Refusing help and rising unsteadily to his feet, he staggered over to me, wheezing unprintables at every painful step. ‘Some aim that girl has!’ he said, very charitably in my opinion. ‘Right in the middle!’ I enquired after his well being, and he insisted he was fine and that we should get on with the photo-op. This time he brought Rani round without suffering further damage and embarrassment, and as he stood proudly next to her, I found it remarkable that he displayed not the slightest rancour toward the animal that had taken a sudden interest in the Sanjay Gandhi school of family planning methods. ‘She’s my Rani, after all’ he said with genuine feeling.
There’s certainly more to Karauli than a yearly animal fair and some slapstick comedy, though. Set completely off the tourist map (yet only 180 km from both Agra and Jaipur), the kingdom formerly known as Kalyanpuri has a history dating back to the 14th century AD, and its erstwhile rulers, the Yaduvanshi Rajputs, were said to have been direct descendants of Krishna. That’s some serious pedigree, it has to be said, and the little town has some architecture to match – once you manage to find your way there, that is. It’s off the Jaipur-Agra highway, but there’s not much by way of signage, so a certain amount of clueless wandering around might be involved. Having eventually found my way, I was pleased to discover that my digs for the next few days, the Bhanwar Vilas Palace, was a most agreeable place.
Not as ostentatious as some of its ilk, yet with an unmistakably royal air about it, it was a sprawling property and quite charming in the way it combined its blue blood with a certain homeliness. This was largely due to the presence of the maharaja and his wife, who were constantly at pains to ensure that all guests were well taken care of. I had a look around the grounds after a hearty lunch, and it must be said that for those in search of a relaxing weekend, with no major cardio-vascular activity, the place is ideal. There are literally dozens of places to settle down with a book or to simply laze in the sun, as peacocks strut around the gardens. At the back, there are stables with horses, if you feel like a bit of a trot, and a garage with a Buick 8, a DeSoto Diplomat and a lovely old Bedford bus.
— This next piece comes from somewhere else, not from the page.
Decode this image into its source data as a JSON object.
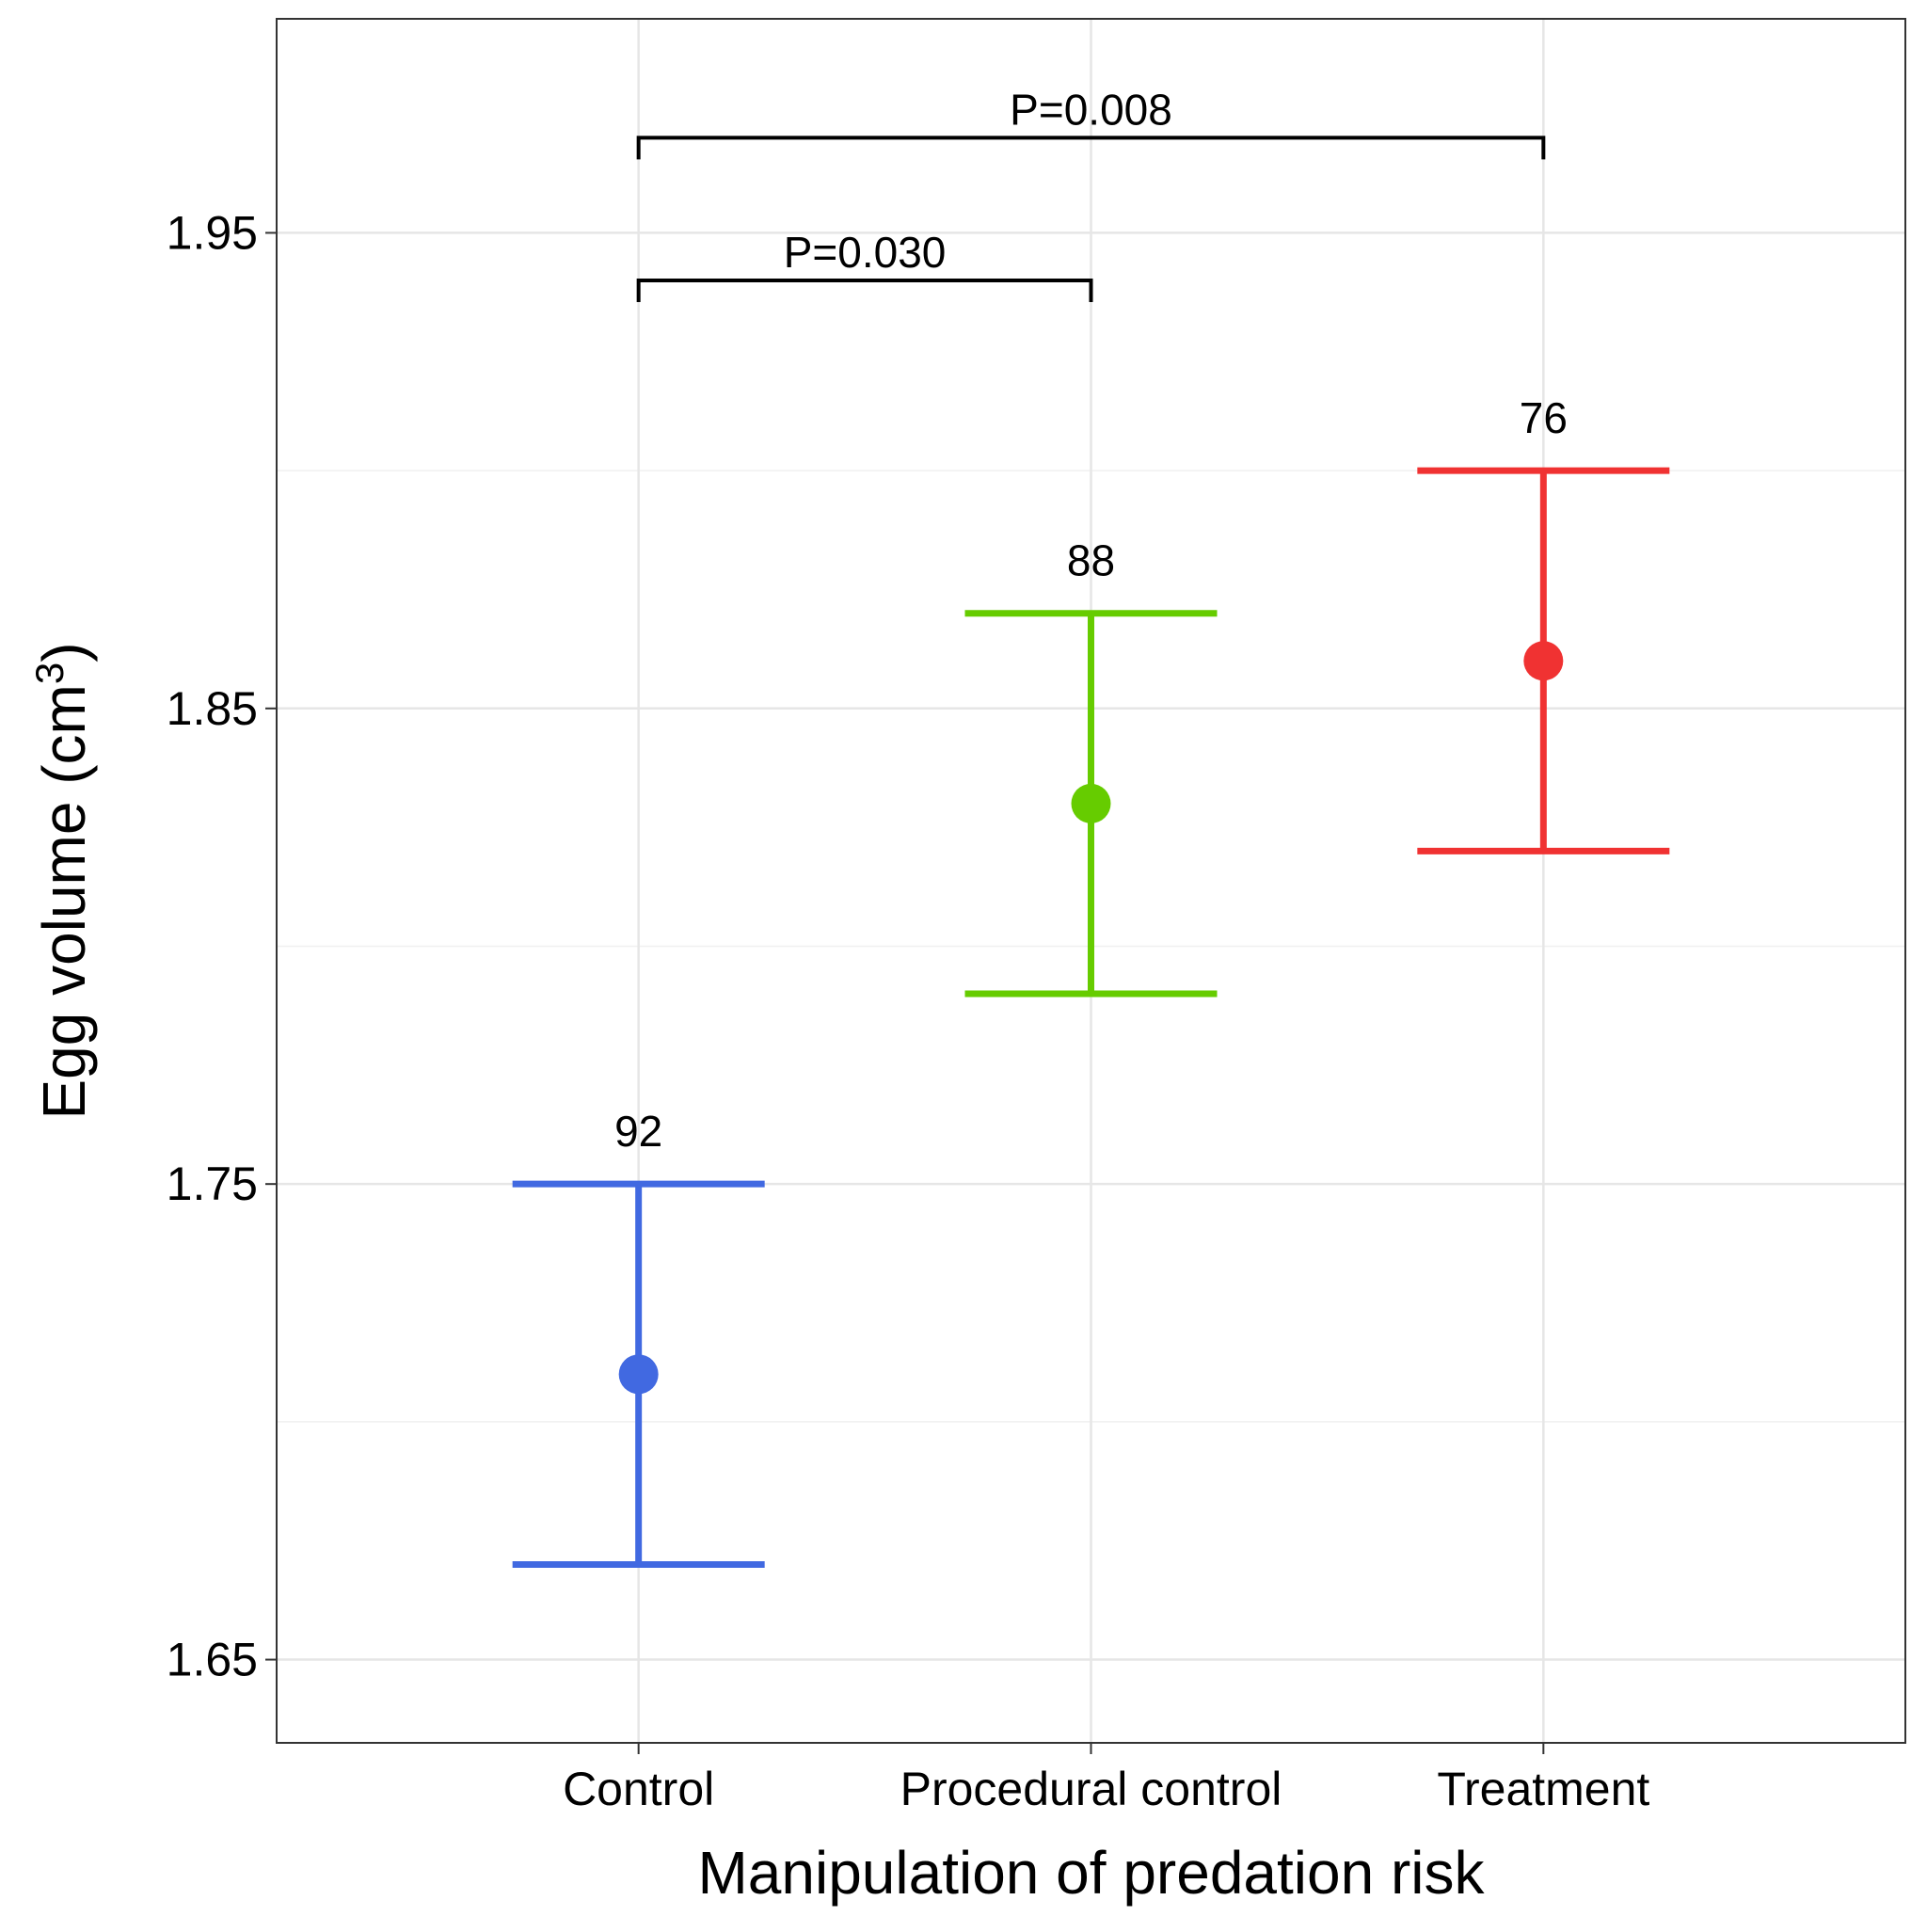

Attractive as the idea of simply lounging around was, I got in the Cedia and set out for the City Palace, the old fort where the former rulers used to stay. It didn’t take me long to realize this move was a mistake; the approach to the palace was through some of the narrowest market lanes I’ve come across, and the car was soon hemmed in on all sides by people, animals, bikes and autorickshaws. The stares I got said it all – everyone clearly thought I was insane. Since the only way was forward, I somehow inched the car through until the road widened and I found myself at the stately entrance to the palace.
There are several advantages to staying at a hotel where the current maharaja is also in residence, and not the least of them is that one phone call from him literally opens up doors. I was being expected; an enthusiastic caretaker explained that he would show me ‘every corner’ of the palace, especially all the sections that had been closed off to the general public. ‘Why were they closed off?’ I asked. ‘Sir, at one point the entire palace was open to the public. You won’t believe the sort of damage people did to it, scrawling graffiti and breaking off mirrors and other things. We had to close off most of the sections after that.’ Not for the first time, I told myself that we, as a nation, simply don’t deserve our rich heritage. If a selective admittance policy keeps out ignorant, uncultured and insensitive morons from monuments of such beauty, so be it and may more places adopt such rules.